Rhodes cited the internment of Japanese-Americans during World War II, the Gulag in Soviet Russia, concentration camps in Nazi Germany, the My Lai massacre, and, most recently, the confiscation of citizens’ firearms during the aftermath of Hurricane Katrina.

Potok said that he and the SPLC do not consider an unconstitutional federal government to be an imminent threat to the American people. Instead, the SPLC identifies Oath Keepers – an organization that wishes to uphold the principles of constitutionality – as the real menace to society.

“The basis for our concern is the fact that these men and women, who are given weapons by the rest of society in order to protect us, are animated by conspiracy theories that have absolutely no basis in reality. That’s a scary thing,” Potok said.

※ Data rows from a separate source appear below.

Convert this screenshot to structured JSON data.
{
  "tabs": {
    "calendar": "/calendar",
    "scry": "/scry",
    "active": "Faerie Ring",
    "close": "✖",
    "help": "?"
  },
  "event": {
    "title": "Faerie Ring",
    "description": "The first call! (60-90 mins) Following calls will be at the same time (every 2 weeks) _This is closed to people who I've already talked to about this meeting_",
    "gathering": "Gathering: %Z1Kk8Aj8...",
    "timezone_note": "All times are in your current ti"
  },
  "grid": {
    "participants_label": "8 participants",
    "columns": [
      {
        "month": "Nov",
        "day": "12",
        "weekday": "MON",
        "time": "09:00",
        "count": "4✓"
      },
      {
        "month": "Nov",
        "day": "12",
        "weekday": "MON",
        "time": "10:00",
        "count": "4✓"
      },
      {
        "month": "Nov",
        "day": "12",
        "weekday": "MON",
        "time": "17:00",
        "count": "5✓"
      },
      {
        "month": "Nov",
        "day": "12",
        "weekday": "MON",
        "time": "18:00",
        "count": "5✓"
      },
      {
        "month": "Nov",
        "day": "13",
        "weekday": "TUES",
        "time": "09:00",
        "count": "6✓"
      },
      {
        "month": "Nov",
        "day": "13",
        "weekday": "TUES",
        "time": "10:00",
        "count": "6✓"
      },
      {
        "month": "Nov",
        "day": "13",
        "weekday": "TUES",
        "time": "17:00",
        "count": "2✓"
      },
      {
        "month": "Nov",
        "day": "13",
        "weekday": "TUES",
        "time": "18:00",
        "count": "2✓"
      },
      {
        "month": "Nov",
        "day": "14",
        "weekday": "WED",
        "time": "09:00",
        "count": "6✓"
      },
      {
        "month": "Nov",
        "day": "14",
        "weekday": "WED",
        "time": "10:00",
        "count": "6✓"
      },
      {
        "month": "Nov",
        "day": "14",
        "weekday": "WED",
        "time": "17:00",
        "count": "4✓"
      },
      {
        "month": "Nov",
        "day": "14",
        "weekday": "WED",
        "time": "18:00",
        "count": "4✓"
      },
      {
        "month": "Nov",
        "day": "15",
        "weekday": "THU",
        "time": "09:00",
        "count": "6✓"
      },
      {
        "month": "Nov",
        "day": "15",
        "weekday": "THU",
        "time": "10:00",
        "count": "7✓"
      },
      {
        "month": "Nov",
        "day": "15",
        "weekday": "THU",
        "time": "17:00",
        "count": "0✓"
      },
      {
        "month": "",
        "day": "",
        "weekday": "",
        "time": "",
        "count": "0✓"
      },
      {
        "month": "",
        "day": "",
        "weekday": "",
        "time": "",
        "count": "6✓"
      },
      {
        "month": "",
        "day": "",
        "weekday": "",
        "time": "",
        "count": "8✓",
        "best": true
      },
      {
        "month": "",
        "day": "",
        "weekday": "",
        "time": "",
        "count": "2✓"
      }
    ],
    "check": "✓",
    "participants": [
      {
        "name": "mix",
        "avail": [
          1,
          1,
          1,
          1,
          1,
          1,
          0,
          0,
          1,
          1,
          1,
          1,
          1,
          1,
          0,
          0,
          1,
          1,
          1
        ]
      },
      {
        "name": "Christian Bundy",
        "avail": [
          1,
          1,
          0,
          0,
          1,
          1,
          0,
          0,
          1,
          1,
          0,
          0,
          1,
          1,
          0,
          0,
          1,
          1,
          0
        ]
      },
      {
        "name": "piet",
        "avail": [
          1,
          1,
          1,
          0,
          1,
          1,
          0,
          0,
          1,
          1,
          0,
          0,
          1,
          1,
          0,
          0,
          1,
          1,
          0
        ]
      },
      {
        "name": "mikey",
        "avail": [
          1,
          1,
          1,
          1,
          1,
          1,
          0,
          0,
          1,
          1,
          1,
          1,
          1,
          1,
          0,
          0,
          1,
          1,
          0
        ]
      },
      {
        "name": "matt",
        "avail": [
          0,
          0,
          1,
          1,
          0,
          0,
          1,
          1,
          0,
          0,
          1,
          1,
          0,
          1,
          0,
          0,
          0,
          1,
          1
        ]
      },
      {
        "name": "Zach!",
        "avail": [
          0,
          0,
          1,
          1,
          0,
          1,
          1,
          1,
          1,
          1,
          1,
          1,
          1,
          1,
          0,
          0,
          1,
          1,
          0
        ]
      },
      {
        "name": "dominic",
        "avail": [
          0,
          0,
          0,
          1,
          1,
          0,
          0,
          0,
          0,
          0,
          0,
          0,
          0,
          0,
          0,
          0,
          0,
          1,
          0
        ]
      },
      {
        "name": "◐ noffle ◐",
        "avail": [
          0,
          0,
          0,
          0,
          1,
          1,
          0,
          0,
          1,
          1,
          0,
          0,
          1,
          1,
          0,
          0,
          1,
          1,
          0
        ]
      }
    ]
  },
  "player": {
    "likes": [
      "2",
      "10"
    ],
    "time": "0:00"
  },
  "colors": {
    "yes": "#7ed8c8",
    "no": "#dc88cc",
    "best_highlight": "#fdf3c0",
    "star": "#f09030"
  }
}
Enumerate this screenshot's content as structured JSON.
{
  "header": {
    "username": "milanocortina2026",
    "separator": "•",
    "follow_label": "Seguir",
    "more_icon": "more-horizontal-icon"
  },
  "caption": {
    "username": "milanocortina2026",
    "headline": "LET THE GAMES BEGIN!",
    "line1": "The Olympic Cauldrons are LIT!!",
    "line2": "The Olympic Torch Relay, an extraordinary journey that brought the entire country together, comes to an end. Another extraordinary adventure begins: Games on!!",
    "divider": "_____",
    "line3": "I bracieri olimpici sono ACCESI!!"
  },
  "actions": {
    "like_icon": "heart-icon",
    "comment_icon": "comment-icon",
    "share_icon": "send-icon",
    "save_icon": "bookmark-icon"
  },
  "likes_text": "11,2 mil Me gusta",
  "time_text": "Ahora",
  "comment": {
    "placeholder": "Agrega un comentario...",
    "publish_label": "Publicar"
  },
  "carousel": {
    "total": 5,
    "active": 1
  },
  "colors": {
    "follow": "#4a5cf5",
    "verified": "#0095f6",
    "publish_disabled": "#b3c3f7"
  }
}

“Do we really want soldiers in the fields in Afghanistan and Iraq stopping every time they’re given an order to stop and make an independent decision on whether that order is constitutional or not? It seems obvious to me that we don’t,” he said.

This presents yet another paradox. Potok contends that troops should not be evaluating the constitutionality of orders, but, as men and women who have sworn to support and uphold the Constitution, it seems they have an obligation to do so.

If soldiers adopt the mentality that they should simply follow orders without questioning and testing their constitutionality, dangerous and unlawful things are bound to occur.

Any individual who is required to submit to a higher authority must be weary of becoming robotic and thoughtless in obeying orders.

Mack said,“I think the worst thing is to lie in bed and think, should I have done that to that person?”

An article published in 2010 by AlterNet, a left leaning online news & opinion website went so far as to classify Oath Keepers as “domestic terrorists waiting to happen.” Groups like the Southern Poverty Law Center may dispute the intentions of Oath Keepers’ board of directors.

But, there is perhaps nothing more offensive to individuals who have put their lives on the line in order to serve their country to be called a source of domestic terrorism, simply for associating themselves with an organization that promotes itself as wanting to act in accordance with the Constitution and resist oppressive government.